Все эти фильмы отличает обилие эмоциональных, шокирующих и физиологичных сцен, связанных с насилием над личностью. Изображение эксцессов культурной революции становится самоцелью. В фильме «Жить» краски сгущаются даже по сравнению с литературным первоисточником. Сюжет фильма «Сосланная» в целом схож с канвой «Юности на алтарь», однако ни о каком «прекрасном местечке» речь уже не идет. Показано, как парни занимаются членовредительством, а девушки спят с местными чиновниками, чтобы получить разрешение уехать домой. В развязке картины девушка, пришедшая на аборт в сельскую больницу, подвергается групповому изнасилованию со стороны врачей и пациентов, после чего кончает жизнь самоубийством. Заметим, что в финале «Юности на алтарь» героиня таки возвращается домой, после чего узнает, что деревушка, в которой она провела несколько лет ссылки, уничтожена селевым потоком.

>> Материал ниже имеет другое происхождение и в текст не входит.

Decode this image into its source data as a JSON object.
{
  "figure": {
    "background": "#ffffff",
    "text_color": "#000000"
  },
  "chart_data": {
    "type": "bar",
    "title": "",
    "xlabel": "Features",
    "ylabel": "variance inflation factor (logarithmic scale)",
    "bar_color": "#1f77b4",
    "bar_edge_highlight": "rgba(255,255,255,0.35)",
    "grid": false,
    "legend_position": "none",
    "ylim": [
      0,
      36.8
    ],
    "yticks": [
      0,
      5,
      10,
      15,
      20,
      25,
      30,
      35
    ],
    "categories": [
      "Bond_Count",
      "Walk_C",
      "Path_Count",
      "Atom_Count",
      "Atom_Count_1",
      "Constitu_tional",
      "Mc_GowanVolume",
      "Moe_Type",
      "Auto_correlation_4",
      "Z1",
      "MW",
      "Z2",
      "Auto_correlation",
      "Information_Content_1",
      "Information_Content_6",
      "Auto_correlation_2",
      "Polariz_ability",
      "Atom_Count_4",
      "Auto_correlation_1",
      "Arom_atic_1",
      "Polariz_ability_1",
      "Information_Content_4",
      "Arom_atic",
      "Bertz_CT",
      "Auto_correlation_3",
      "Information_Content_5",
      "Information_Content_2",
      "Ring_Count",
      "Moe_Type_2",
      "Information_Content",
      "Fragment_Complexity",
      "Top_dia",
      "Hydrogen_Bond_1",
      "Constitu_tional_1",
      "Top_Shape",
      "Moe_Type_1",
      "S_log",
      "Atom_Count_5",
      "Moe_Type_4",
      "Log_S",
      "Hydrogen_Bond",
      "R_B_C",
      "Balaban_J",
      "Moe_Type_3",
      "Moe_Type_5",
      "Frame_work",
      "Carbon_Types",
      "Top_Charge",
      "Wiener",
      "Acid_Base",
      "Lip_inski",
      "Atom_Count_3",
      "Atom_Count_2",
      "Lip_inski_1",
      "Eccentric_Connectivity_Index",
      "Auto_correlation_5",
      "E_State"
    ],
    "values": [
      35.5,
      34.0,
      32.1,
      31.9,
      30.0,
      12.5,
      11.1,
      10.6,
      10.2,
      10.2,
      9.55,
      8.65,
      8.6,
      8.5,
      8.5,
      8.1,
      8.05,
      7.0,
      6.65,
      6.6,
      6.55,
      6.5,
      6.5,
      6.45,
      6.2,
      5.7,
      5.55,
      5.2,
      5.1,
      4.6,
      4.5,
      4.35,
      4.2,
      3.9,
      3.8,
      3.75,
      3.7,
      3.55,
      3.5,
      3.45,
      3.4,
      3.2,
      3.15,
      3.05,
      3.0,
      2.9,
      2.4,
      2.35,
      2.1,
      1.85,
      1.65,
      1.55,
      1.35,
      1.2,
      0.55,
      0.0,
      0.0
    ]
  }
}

Культурная революция для внутреннего потребления

Следующий этап переосмысления культурной революции в Китае связан с прекращением гонений на режиссеров пятого поколения: Тянь Чжуанчжуану после десятилетнего запрета снова разрешают снимать, Чжан Имоу и вовсе становится главным официальным режиссером, которому доверяют постановку церемонии открытия пекинской Олимпиады-2008. У более молодых режиссеров другие источники вдохновения и рефлексии. Показателен пример Цзя Чжанкэ (贾樟柯) и его фильма «Платформа» (站台), в котором тоже рассказывается о судьбе целого поколения, но уже из 1980-х годов. Постепенно мода на шокирующую культурную революцию проходит, и она превращается просто в декорацию, на фоне которой разворачивается жизнь людей.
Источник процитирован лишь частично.